The world’s press has reported the news without giving it too much importance or wasting one drop of ink talking about the U.S. embargo. For example, Spain’s “El País” preferred to quote the economist Pedro Monreal to help explain the subject to its readers. It cites bureaucracy and inefficient management of state institutions as some of the causes. On the other hand, the Cuban government insists that it is a matter of “correcting distortions.” All indications are that that, when they use the verb “to correct,” they are referring to the Royal Academy’s sixth definition of this word, which means to expel excrement.

All the government’s fanfare mask preparations for the crisis Venezuela will experience following presidential elections on July 28. There is no way for Cuba to emerge from the process unscathed. If Maduro loses, it’s all over. If Maduro steals the election, the public outcry will be so great that the sound of protestors banging pots and pans in the streets of Caracas will be heard back in Havana. Anyone with at least a passing knowledge of the Venezuelan situation knows that Maduro does not even have the support of his country’s Communist Party, which describes him as a gangster who brought about a national tragedy.
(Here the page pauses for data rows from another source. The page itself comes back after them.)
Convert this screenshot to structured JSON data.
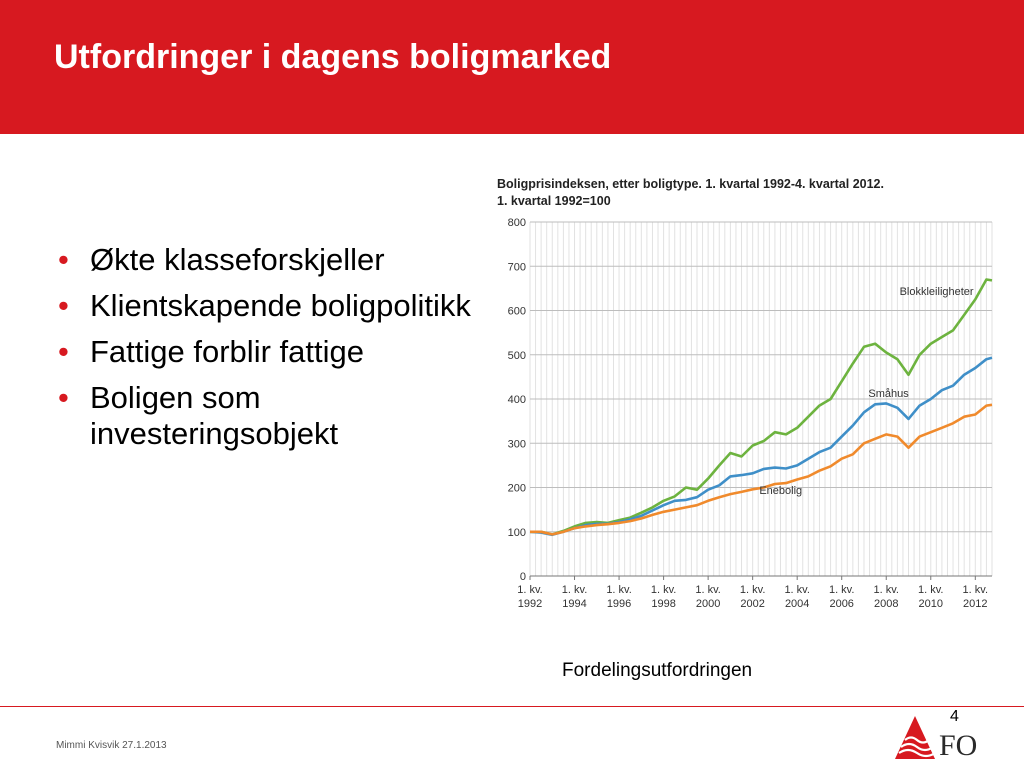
{
  "slide": {
    "title": "Utfordringer i dagens boligmarked",
    "bullets": [
      "Økte klasseforskjeller",
      "Klientskapende boligpolitikk",
      "Fattige forblir fattige",
      "Boligen som investeringsobjekt"
    ],
    "caption": "Fordelingsutfordringen",
    "page_number": "4",
    "footer": "Mimmi Kvisvik 27.1.2013",
    "logo_text": "FO",
    "accent_color": "#d71920"
  },
  "chart_data": {
    "type": "line",
    "title": "Boligprisindeksen, etter boligtype. 1. kvartal 1992-4. kvartal 2012.",
    "subtitle": "1. kvartal 1992=100",
    "ylim": [
      0,
      800
    ],
    "yticks": [
      "0",
      "100",
      "200",
      "300",
      "400",
      "500",
      "600",
      "700",
      "800"
    ],
    "xticks": [
      {
        "line1": "1. kv.",
        "line2": "1992",
        "x": 1992
      },
      {
        "line1": "1. kv.",
        "line2": "1994",
        "x": 1994
      },
      {
        "line1": "1. kv.",
        "line2": "1996",
        "x": 1996
      },
      {
        "line1": "1. kv.",
        "line2": "1998",
        "x": 1998
      },
      {
        "line1": "1. kv.",
        "line2": "2000",
        "x": 2000
      },
      {
        "line1": "1. kv.",
        "line2": "2002",
        "x": 2002
      },
      {
        "line1": "1. kv.",
        "line2": "2004",
        "x": 2004
      },
      {
        "line1": "1. kv.",
        "line2": "2006",
        "x": 2006
      },
      {
        "line1": "1. kv.",
        "line2": "2008",
        "x": 2008
      },
      {
        "line1": "1. kv.",
        "line2": "2010",
        "x": 2010
      },
      {
        "line1": "1. kv.",
        "line2": "2012",
        "x": 2012
      }
    ],
    "xlim": [
      1992,
      2012.75
    ],
    "grid": true,
    "series": [
      {
        "name": "Blokkleiligheter",
        "color": "#6db33f",
        "points": [
          [
            1992,
            100
          ],
          [
            1992.5,
            100
          ],
          [
            1993,
            94
          ],
          [
            1993.5,
            102
          ],
          [
            1994,
            112
          ],
          [
            1994.5,
            120
          ],
          [
            1995,
            122
          ],
          [
            1995.5,
            120
          ],
          [
            1996,
            126
          ],
          [
            1996.5,
            132
          ],
          [
            1997,
            143
          ],
          [
            1997.5,
            155
          ],
          [
            1998,
            170
          ],
          [
            1998.5,
            180
          ],
          [
            1999,
            200
          ],
          [
            1999.5,
            195
          ],
          [
            2000,
            220
          ],
          [
            2000.5,
            250
          ],
          [
            2001,
            278
          ],
          [
            2001.5,
            270
          ],
          [
            2002,
            295
          ],
          [
            2002.5,
            305
          ],
          [
            2003,
            325
          ],
          [
            2003.5,
            320
          ],
          [
            2004,
            335
          ],
          [
            2004.5,
            360
          ],
          [
            2005,
            385
          ],
          [
            2005.5,
            400
          ],
          [
            2006,
            440
          ],
          [
            2006.5,
            480
          ],
          [
            2007,
            518
          ],
          [
            2007.5,
            525
          ],
          [
            2008,
            505
          ],
          [
            2008.5,
            490
          ],
          [
            2009,
            455
          ],
          [
            2009.5,
            500
          ],
          [
            2010,
            525
          ],
          [
            2010.5,
            540
          ],
          [
            2011,
            555
          ],
          [
            2011.5,
            590
          ],
          [
            2012,
            625
          ],
          [
            2012.5,
            670
          ],
          [
            2012.75,
            668
          ]
        ]
      },
      {
        "name": "Småhus",
        "color": "#3f8fc8",
        "points": [
          [
            1992,
            100
          ],
          [
            1992.5,
            98
          ],
          [
            1993,
            93
          ],
          [
            1993.5,
            100
          ],
          [
            1994,
            108
          ],
          [
            1994.5,
            115
          ],
          [
            1995,
            118
          ],
          [
            1995.5,
            118
          ],
          [
            1996,
            122
          ],
          [
            1996.5,
            128
          ],
          [
            1997,
            136
          ],
          [
            1997.5,
            148
          ],
          [
            1998,
            160
          ],
          [
            1998.5,
            170
          ],
          [
            1999,
            172
          ],
          [
            1999.5,
            178
          ],
          [
            2000,
            195
          ],
          [
            2000.5,
            205
          ],
          [
            2001,
            225
          ],
          [
            2001.5,
            228
          ],
          [
            2002,
            232
          ],
          [
            2002.5,
            242
          ],
          [
            2003,
            245
          ],
          [
            2003.5,
            243
          ],
          [
            2004,
            250
          ],
          [
            2004.5,
            265
          ],
          [
            2005,
            280
          ],
          [
            2005.5,
            290
          ],
          [
            2006,
            315
          ],
          [
            2006.5,
            340
          ],
          [
            2007,
            370
          ],
          [
            2007.5,
            388
          ],
          [
            2008,
            390
          ],
          [
            2008.5,
            380
          ],
          [
            2009,
            355
          ],
          [
            2009.5,
            385
          ],
          [
            2010,
            400
          ],
          [
            2010.5,
            420
          ],
          [
            2011,
            430
          ],
          [
            2011.5,
            455
          ],
          [
            2012,
            470
          ],
          [
            2012.5,
            490
          ],
          [
            2012.75,
            493
          ]
        ]
      },
      {
        "name": "Enebolig",
        "color": "#f08a2c",
        "points": [
          [
            1992,
            100
          ],
          [
            1992.5,
            100
          ],
          [
            1993,
            94
          ],
          [
            1993.5,
            100
          ],
          [
            1994,
            108
          ],
          [
            1994.5,
            112
          ],
          [
            1995,
            115
          ],
          [
            1995.5,
            117
          ],
          [
            1996,
            120
          ],
          [
            1996.5,
            124
          ],
          [
            1997,
            130
          ],
          [
            1997.5,
            138
          ],
          [
            1998,
            145
          ],
          [
            1998.5,
            150
          ],
          [
            1999,
            155
          ],
          [
            1999.5,
            160
          ],
          [
            2000,
            170
          ],
          [
            2000.5,
            178
          ],
          [
            2001,
            185
          ],
          [
            2001.5,
            190
          ],
          [
            2002,
            196
          ],
          [
            2002.5,
            200
          ],
          [
            2003,
            208
          ],
          [
            2003.5,
            210
          ],
          [
            2004,
            218
          ],
          [
            2004.5,
            225
          ],
          [
            2005,
            238
          ],
          [
            2005.5,
            248
          ],
          [
            2006,
            265
          ],
          [
            2006.5,
            275
          ],
          [
            2007,
            300
          ],
          [
            2007.5,
            310
          ],
          [
            2008,
            320
          ],
          [
            2008.5,
            315
          ],
          [
            2009,
            290
          ],
          [
            2009.5,
            315
          ],
          [
            2010,
            325
          ],
          [
            2010.5,
            335
          ],
          [
            2011,
            345
          ],
          [
            2011.5,
            360
          ],
          [
            2012,
            365
          ],
          [
            2012.5,
            385
          ],
          [
            2012.75,
            387
          ]
        ]
      }
    ],
    "annotations": [
      {
        "text": "Blokkleiligheter",
        "x": 2008.6,
        "y": 635,
        "series": "Blokkleiligheter"
      },
      {
        "text": "Småhus",
        "x": 2007.2,
        "y": 405,
        "series": "Småhus"
      },
      {
        "text": "Enebolig",
        "x": 2002.3,
        "y": 185,
        "series": "Enebolig"
      }
    ]
  }
}
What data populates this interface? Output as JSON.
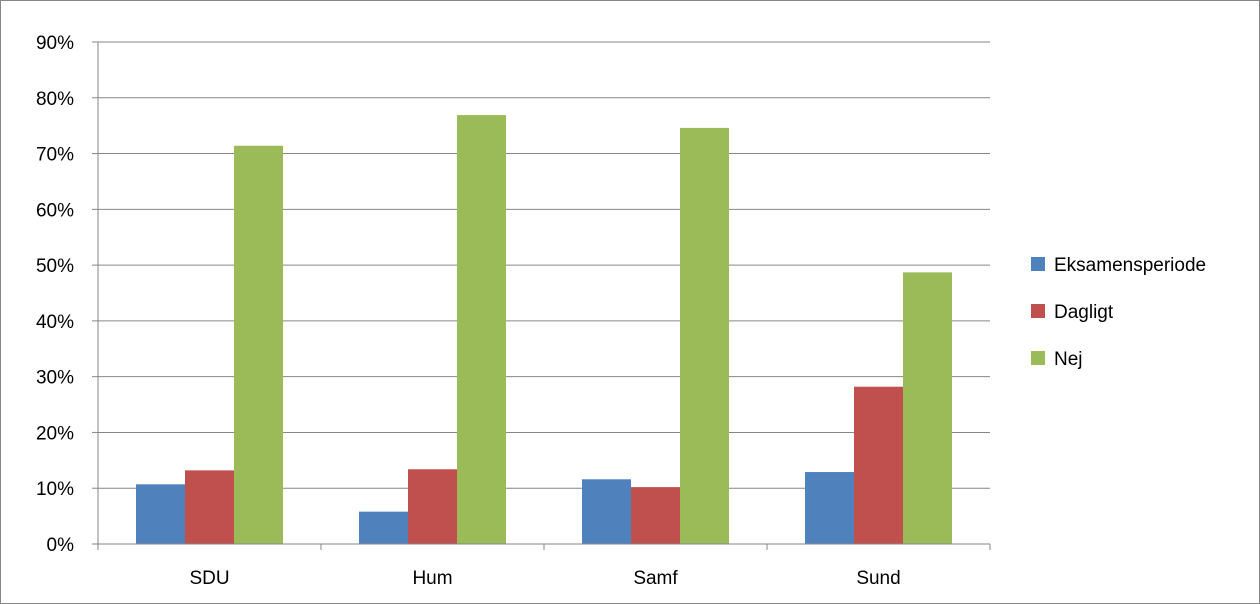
{
  "chart_data": {
    "type": "bar",
    "categories": [
      "SDU",
      "Hum",
      "Samf",
      "Sund"
    ],
    "series": [
      {
        "name": "Eksamensperiode",
        "color": "#4F81BD",
        "values": [
          10.7,
          5.8,
          11.6,
          12.9
        ]
      },
      {
        "name": "Dagligt",
        "color": "#C0504D",
        "values": [
          13.2,
          13.4,
          10.2,
          28.2
        ]
      },
      {
        "name": "Nej",
        "color": "#9BBB59",
        "values": [
          71.4,
          76.9,
          74.6,
          48.7
        ]
      }
    ],
    "ylim": [
      0,
      90
    ],
    "ytick_values": [
      0,
      10,
      20,
      30,
      40,
      50,
      60,
      70,
      80,
      90
    ],
    "ytick_labels": [
      "0%",
      "10%",
      "20%",
      "30%",
      "40%",
      "50%",
      "60%",
      "70%",
      "80%",
      "90%"
    ],
    "grid": "horizontal",
    "legend_position": "right",
    "gridline_color": "#868686"
  }
}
On the other hand, there is no guarantee that, after Maduro’s eventual fall, the Castro-Canel regime will crumble also. Some heads will roll and replacements will eventually be found for Alejandro Gil, the former economics minister who was summarily removed from office last February. The heads have been falling for more than sixty years but the abyss is so deep that they have not yet hit bottom. Just in case, Díaz-Canel has already prepared a long list of new euphemisms for his next crisis.